When she reached MVHS tryouts and was placed as a goalie, de Leon was somewhat relieved.
“I have fairly minor scoliosis, and field hockey is bent over a lot from the back,” de Leon said. “Being a goalie was better, where it was upright and a lot more agile in terms of the bending.”
And after eight years of rhythmic gymnastics, de Leon was not comfortable with team field hockey dynamic. Being a goalie was about quick reflexes, stopping balls and angles, which she was already used to. But as a freshman, the JV field hockey team spent a majority of their season on offense, and de Leon didn’t get the chance to hone her goalie skills.\
Her chance to elevate her play arrived with the Futures program. As USA Field Hockey’s Olympic Development program, Futures holds circuits for field players and goalies. After the players submit their times for the circuits, they are notified whether or not they qualify for the program.
“I did [the circuit] and going into the day I had no intention of going into this Futures program,” de Leon said. “At that point I wasn’t too invested in the sport.”
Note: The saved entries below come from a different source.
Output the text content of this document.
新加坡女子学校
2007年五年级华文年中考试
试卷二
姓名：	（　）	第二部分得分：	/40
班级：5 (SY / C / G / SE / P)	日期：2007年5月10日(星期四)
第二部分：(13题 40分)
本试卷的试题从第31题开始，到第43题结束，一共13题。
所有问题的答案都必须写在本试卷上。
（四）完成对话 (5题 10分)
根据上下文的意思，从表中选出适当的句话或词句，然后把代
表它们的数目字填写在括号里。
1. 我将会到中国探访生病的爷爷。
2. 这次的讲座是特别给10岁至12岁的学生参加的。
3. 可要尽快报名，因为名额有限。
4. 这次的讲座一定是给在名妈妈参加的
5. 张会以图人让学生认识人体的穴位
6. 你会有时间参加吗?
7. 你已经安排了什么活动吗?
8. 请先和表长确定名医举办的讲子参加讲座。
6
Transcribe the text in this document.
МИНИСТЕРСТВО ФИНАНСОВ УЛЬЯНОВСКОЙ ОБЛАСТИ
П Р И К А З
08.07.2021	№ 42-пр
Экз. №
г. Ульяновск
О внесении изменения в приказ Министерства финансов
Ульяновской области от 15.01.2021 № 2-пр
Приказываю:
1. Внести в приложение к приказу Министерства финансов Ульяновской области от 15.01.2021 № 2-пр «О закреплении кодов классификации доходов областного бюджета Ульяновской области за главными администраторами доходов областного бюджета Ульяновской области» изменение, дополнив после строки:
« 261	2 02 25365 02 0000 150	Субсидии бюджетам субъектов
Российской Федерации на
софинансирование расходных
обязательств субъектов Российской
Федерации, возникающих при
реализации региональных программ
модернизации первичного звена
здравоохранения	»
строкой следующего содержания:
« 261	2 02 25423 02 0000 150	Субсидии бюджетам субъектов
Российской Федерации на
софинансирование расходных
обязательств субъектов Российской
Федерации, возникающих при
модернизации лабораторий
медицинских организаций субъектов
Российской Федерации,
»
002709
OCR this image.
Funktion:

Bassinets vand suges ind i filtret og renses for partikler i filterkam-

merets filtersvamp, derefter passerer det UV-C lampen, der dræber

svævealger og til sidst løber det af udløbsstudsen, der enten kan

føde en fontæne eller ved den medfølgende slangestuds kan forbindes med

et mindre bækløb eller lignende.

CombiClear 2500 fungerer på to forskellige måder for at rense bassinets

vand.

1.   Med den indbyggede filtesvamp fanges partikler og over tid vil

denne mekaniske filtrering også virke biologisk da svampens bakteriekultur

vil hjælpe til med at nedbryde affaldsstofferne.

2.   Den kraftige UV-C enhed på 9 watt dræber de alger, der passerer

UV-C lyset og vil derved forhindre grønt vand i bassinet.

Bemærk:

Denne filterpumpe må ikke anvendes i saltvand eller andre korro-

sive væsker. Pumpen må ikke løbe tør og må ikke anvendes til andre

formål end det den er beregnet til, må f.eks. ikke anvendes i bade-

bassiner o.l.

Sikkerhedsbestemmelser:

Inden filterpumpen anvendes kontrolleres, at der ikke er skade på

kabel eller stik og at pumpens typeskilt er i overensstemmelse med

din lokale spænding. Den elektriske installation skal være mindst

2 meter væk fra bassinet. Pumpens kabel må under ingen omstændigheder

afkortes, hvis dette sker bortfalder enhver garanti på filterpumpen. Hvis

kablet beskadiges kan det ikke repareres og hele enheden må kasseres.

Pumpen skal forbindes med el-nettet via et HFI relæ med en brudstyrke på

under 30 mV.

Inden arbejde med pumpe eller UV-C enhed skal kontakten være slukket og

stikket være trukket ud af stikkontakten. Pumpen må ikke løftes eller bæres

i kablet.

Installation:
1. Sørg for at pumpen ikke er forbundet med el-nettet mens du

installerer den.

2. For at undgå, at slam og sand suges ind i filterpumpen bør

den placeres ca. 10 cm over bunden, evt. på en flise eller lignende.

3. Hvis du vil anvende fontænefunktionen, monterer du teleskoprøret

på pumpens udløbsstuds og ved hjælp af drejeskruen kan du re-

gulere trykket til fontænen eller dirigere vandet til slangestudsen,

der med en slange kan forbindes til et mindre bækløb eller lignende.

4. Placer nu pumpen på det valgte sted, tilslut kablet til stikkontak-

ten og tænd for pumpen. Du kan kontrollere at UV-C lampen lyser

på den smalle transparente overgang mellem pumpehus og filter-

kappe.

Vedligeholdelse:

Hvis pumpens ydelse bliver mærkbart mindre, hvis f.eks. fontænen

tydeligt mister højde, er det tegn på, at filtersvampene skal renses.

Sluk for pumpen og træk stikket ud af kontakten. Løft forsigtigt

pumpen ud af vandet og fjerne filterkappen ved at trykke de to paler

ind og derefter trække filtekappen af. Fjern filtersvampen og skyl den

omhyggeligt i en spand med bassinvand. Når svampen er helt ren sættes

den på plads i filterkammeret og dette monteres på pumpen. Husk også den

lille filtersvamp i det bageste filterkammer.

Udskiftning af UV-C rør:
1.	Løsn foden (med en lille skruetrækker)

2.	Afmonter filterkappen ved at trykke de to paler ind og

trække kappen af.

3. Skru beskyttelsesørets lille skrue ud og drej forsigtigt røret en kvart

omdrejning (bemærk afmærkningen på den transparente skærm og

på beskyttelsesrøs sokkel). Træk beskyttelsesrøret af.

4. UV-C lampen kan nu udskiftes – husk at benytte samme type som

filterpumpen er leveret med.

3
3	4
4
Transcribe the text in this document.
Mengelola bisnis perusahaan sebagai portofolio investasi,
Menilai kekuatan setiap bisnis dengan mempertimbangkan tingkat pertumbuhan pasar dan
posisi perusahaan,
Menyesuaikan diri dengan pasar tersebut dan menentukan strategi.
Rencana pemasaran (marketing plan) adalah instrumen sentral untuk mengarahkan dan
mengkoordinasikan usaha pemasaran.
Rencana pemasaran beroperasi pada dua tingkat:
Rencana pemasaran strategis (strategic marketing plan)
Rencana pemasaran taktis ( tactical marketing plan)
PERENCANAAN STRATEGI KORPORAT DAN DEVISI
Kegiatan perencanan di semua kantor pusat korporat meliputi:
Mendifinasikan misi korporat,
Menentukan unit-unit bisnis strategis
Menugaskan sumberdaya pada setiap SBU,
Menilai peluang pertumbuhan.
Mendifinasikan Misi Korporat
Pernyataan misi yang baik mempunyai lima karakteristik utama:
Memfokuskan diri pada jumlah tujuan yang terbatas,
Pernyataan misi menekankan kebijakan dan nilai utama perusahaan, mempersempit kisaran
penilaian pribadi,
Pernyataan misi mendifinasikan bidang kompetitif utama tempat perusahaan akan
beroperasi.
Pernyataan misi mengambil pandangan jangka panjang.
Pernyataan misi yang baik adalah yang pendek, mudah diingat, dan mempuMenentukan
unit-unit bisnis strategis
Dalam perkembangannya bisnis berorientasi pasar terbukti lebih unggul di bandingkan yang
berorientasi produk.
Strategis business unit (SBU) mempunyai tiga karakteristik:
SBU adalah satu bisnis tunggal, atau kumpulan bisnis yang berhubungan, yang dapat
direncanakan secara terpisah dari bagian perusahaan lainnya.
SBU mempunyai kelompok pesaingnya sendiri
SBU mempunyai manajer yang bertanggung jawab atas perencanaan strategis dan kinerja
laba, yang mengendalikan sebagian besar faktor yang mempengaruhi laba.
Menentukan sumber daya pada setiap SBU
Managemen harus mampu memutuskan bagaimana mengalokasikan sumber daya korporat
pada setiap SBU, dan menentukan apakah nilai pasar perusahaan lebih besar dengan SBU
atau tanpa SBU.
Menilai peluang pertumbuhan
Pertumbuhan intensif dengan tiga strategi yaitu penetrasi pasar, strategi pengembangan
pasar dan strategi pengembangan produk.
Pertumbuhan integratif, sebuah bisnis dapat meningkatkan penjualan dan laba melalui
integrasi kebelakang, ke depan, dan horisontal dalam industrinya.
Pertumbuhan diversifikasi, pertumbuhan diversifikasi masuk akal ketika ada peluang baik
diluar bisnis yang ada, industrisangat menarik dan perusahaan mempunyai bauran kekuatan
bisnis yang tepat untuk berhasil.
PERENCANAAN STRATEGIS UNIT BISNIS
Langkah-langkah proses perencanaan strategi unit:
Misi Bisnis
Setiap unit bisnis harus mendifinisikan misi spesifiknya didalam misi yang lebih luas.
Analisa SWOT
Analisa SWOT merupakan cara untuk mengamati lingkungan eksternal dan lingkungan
When de Leon completed the circuit, the coaches told her that her times were some of the best they had ever seen for a freshman goalie. With their encouragement, she submitted her times and was accepted into the program. Her enrollment in the program spurred a tremendous growth in de Leon’s knowledge of the game. It was also then that she decided to buy her own goalie gear. Arriving at the Futures tryouts with a too-small chest protector from MVHS, the Futures coach said, ‘This isn’t going to work out.” de Leon’s father went online, and that was the start of her getting her own gear.
“[That] chest protector and these arms were mine,” de Leon said. “That was the start of ‘Ok this is something I’m doing.’”
Back on the school team, de Leon’s found her own leadership position even without being a captain. Armed with her knowledge from Futures, she realized that her two school coaches Denise Eachus and Bonnie Belshe didn’t have the time to individually train the goalies, as they made up the small minority of the team.
“I was in charge,” de Leon said. “I could do what I wanted to work on, what I saw and what I felt to help me improve and to help the others improve.”
In the last three seasons, de Leon has kicked, moved and blocked with a team that has qualified for CCS twice and has continued with the Futures program. After the coaches of the league gathered, it was decided that de Leon would join the all-CCS team with teammates seniors Halley Wright and Julia Lu.
Even as Goalie of the Year and a member of the all-CCS team, de Leon does not know whether or not she wants to commit to college field hockey. But she wants to stay active, and unlike rhythmic gymnastics, she knows field hockey will never fall out of her life.